Cites "Wider, Highly Adaptive Campaign Targeting Banks"
The Swift Interbank monetary exchange system has just warned of a 2nd cyber attack, following last month's $81 Bil loss by the Bangladesh Central Bank, in what it calls a “wider and highly adaptive campaign targeting banks." The leading money-transfer messages system has notified its approximately 11,000 member banks worldwide of this most recent case of hackers bypassing the system's defenses and risk controls in an attempt to transfer funds illegally.
Swift officials note: “attackers clearly exhibit a deep and sophisticated knowledge of specific operational controls within the targeted banks — knowledge that may have been gained from malicious insiders or cyber attacks, or a combination of both” and said this attack potentially indicates “a wider and highly adaptive campaign targeting banks”.
Andrew Komarov, Chief Intelligence Officer with InfoArmor, sees indications of insider involvement. "Such types of transactions almost certainly couldn’t be organized without the help from either insiders or traders very familiar with operational controls in the affected institutions.

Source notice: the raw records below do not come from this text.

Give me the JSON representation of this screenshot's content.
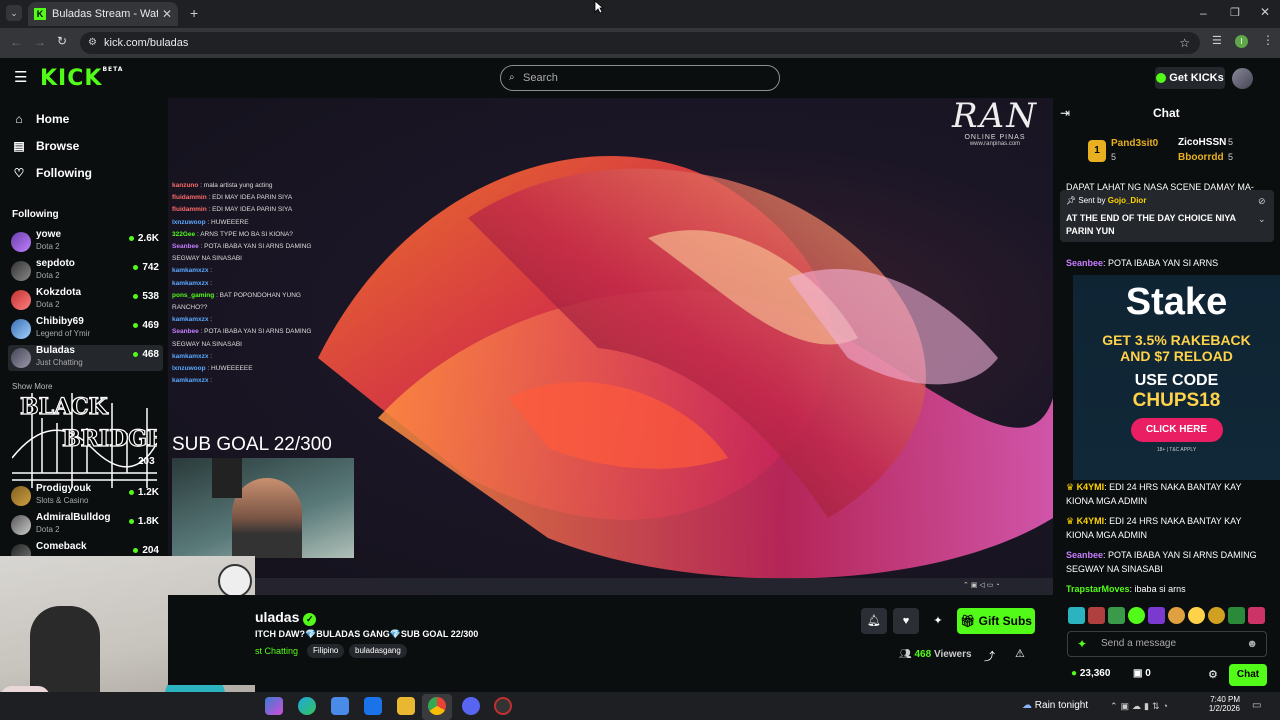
{
  "browser": {
    "tab_title": "Buladas Stream - Watch Live o",
    "url": "kick.com/buladas",
    "new_tab": "+",
    "close_tab": "✕"
  },
  "kick": {
    "logo": "KICK",
    "logo_badge": "BETA",
    "search_placeholder": "Search",
    "get_kicks": "Get KICKs"
  },
  "sidebar": {
    "nav": [
      {
        "label": "Home"
      },
      {
        "label": "Browse"
      },
      {
        "label": "Following"
      }
    ],
    "following_heading": "Following",
    "channels": [
      {
        "name": "yowe",
        "category": "Dota 2",
        "viewers": "2.6K"
      },
      {
        "name": "sepdoto",
        "category": "Dota 2",
        "viewers": "742"
      },
      {
        "name": "Kokzdota",
        "category": "Dota 2",
        "viewers": "538"
      },
      {
        "name": "Chibiby69",
        "category": "Legend of Ymir",
        "viewers": "469"
      },
      {
        "name": "Buladas",
        "category": "Just Chatting",
        "viewers": "468"
      }
    ],
    "show_more": "Show More",
    "partial_viewers_1": "203",
    "partial_viewers_2": "1.2K",
    "partial_name_2": "Prodigyouk",
    "partial_cat_2": "Slots & Casino",
    "channels_2": [
      {
        "name": "AdmiralBulldog",
        "category": "Dota 2",
        "viewers": "1.8K"
      },
      {
        "name": "Comeback",
        "category": "",
        "viewers": "204"
      }
    ]
  },
  "video": {
    "logo_text": "RAN",
    "logo_sub": "ONLINE PINAS",
    "logo_url": "www.ranpinas.com",
    "sub_goal": "SUB GOAL 22/300",
    "black_bridge_line1": "BLACK",
    "black_bridge_line2": "BRIDGE",
    "overlay_chat": [
      {
        "user": "kanzuno",
        "text": "mala artista yung acting",
        "color": "#ff6b6b"
      },
      {
        "user": "fluidammin",
        "text": "EDI MAY IDEA PARIN SIYA",
        "color": "#ff6b6b"
      },
      {
        "user": "fluidammin",
        "text": "EDI MAY IDEA PARIN SIYA",
        "color": "#ff6b6b"
      },
      {
        "user": "lxnzuwoop",
        "text": "HUWEEERE",
        "color": "#5aa9ff"
      },
      {
        "user": "322Gee",
        "text": "ARNS TYPE MO BA SI KIONA?",
        "color": "#53fc18"
      },
      {
        "user": "Seanbee",
        "text": "POTA IBABA YAN SI ARNS DAMING SEGWAY NA SINASABI",
        "color": "#c77dff"
      },
      {
        "user": "kamkamxzx",
        "text": "",
        "color": "#5aa9ff"
      },
      {
        "user": "kamkamxzx",
        "text": "",
        "color": "#5aa9ff"
      },
      {
        "user": "pons_gaming",
        "text": "BAT POPONDOHAN YUNG RANCHO??",
        "color": "#53fc18"
      },
      {
        "user": "kamkamxzx",
        "text": "",
        "color": "#5aa9ff"
      },
      {
        "user": "Seanbee",
        "text": "POTA IBABA YAN SI ARNS DAMING SEGWAY NA SINASABI",
        "color": "#c77dff"
      },
      {
        "user": "kamkamxzx",
        "text": "",
        "color": "#5aa9ff"
      },
      {
        "user": "lxnzuwoop",
        "text": "HUWEEEEEE",
        "color": "#5aa9ff"
      },
      {
        "user": "kamkamxzx",
        "text": "",
        "color": "#5aa9ff"
      }
    ]
  },
  "stream": {
    "streamer": "uladas",
    "title": "ITCH DAW?💎BULADAS GANG💎SUB GOAL 22/300",
    "category": "st Chatting",
    "tags": [
      "Filipino",
      "buladasgang"
    ],
    "gift_subs": "Gift Subs",
    "viewers": "468",
    "viewers_label": "Viewers"
  },
  "chat": {
    "title": "Chat",
    "leaderboard": [
      {
        "rank": "1",
        "name": "Pand3sit0",
        "count": "5"
      },
      {
        "name": "ZicoHSSN",
        "count": "5"
      },
      {
        "name": "Bboorrdd",
        "count": "5"
      }
    ],
    "truncated_msg": "DAPAT LAHAT NG NASA SCENE DAMAY MA-",
    "pinned": {
      "sent_by_label": "Sent by",
      "sender": "Gojo_Dior",
      "text": "AT THE END OF THE DAY CHOICE NIYA PARIN YUN"
    },
    "messages": [
      {
        "user": "Seanbee",
        "text": "POTA IBABA YAN SI ARNS",
        "color": "#c77dff"
      },
      {
        "user": "K4YMI",
        "text": "EDI 24 HRS NAKA BANTAY KAY KIONA MGA ADMIN",
        "color": "#ffd400"
      },
      {
        "user": "K4YMI",
        "text": "EDI 24 HRS NAKA BANTAY KAY KIONA MGA ADMIN",
        "color": "#ffd400"
      },
      {
        "user": "Seanbee",
        "text": "POTA IBABA YAN SI ARNS DAMING SEGWAY NA SINASABI",
        "color": "#c77dff"
      },
      {
        "user": "TrapstarMoves",
        "text": "ibaba si arns",
        "color": "#53fc18"
      }
    ],
    "send_placeholder": "Send a message",
    "balance": "23,360",
    "gifts": "0",
    "chat_button": "Chat"
  },
  "ad": {
    "brand": "Stake",
    "line1": "GET 3.5% RAKEBACK",
    "line2": "AND $7 RELOAD",
    "line3": "USE CODE",
    "code": "CHUPS18",
    "cta": "CLICK HERE",
    "fine_print": "18+ | T&C APPLY"
  },
  "taskbar": {
    "weather": "Rain tonight",
    "time": "7:40 PM",
    "date": "1/2/2026"
  },
  "colors": {
    "kick_green": "#53fc18",
    "bg": "#0b0e0f",
    "stake_pink": "#e91e63"
  }
}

The speed and smoothness of the whole process shows that such a scheme was well prepared and the bad actors probably used very trusted contacts to organize it, and not typical “money mules services” from the underground. We continue to be faced with these cases where the role an insider can be very meaningful in large fraudulent schemes, and parts of the Asian region are especially highly susceptible because of the relatively poor due diligence of many employees."
Lastline's Craig Kensek agreed, noting: "This almost sounds as if someone who has worked in the financial industry has gone to the dark side. We may need to go to "n" levels of controls, with "n" being greater than two. One would think that a DLP solution would flag transfers greater than a certain amount that were being made to certain countries or to IP addresses, especially if the receiver never or relatively rarely had funds of that size transferred before. Perhaps a $20M transfer to an individual account wasn't a large enough anomaly (or wasn't an anomaly at all). The fact that the transfer was being made to a questionable locale could and probably should have resulted in a red flag being raised."
He recommends that at a minimum, Swift immediately reexamine their processes and work with outside experts to crack their critical systems and understand their vulnerabilities.
Could complacency have played a role?
"This unfortunate event is another example of a longstanding set of processes that haven't caught up with the sophistication of attackers," said Brad Bussie, Director of Product Management, STEALTHbits Technologies. "When you examine the method used to transfer the funds, you will find a human element that is still present. Initiation of transfers is still based on trust. The bank is trusting that the user/batch is who they say they are. The problem is that we seem to be missing a key mitigation strategy here; Multi-factor authentication. The attack could have been thwarted with a simple process of authentication using something you have, something you know, and something you are. We need our financial institutions to ramp up security and add additional layers of authentication in several dated processes like funds transfer. Until we embrace digital fingerprints, you will never know if you can really trust the entity on the other end."
At the very least, notes Lastline's Kensek, "Swift (if they haven't already) needs to create and use a list of trusted IP addresses that larger funds can go to without 'eyes on' approvals."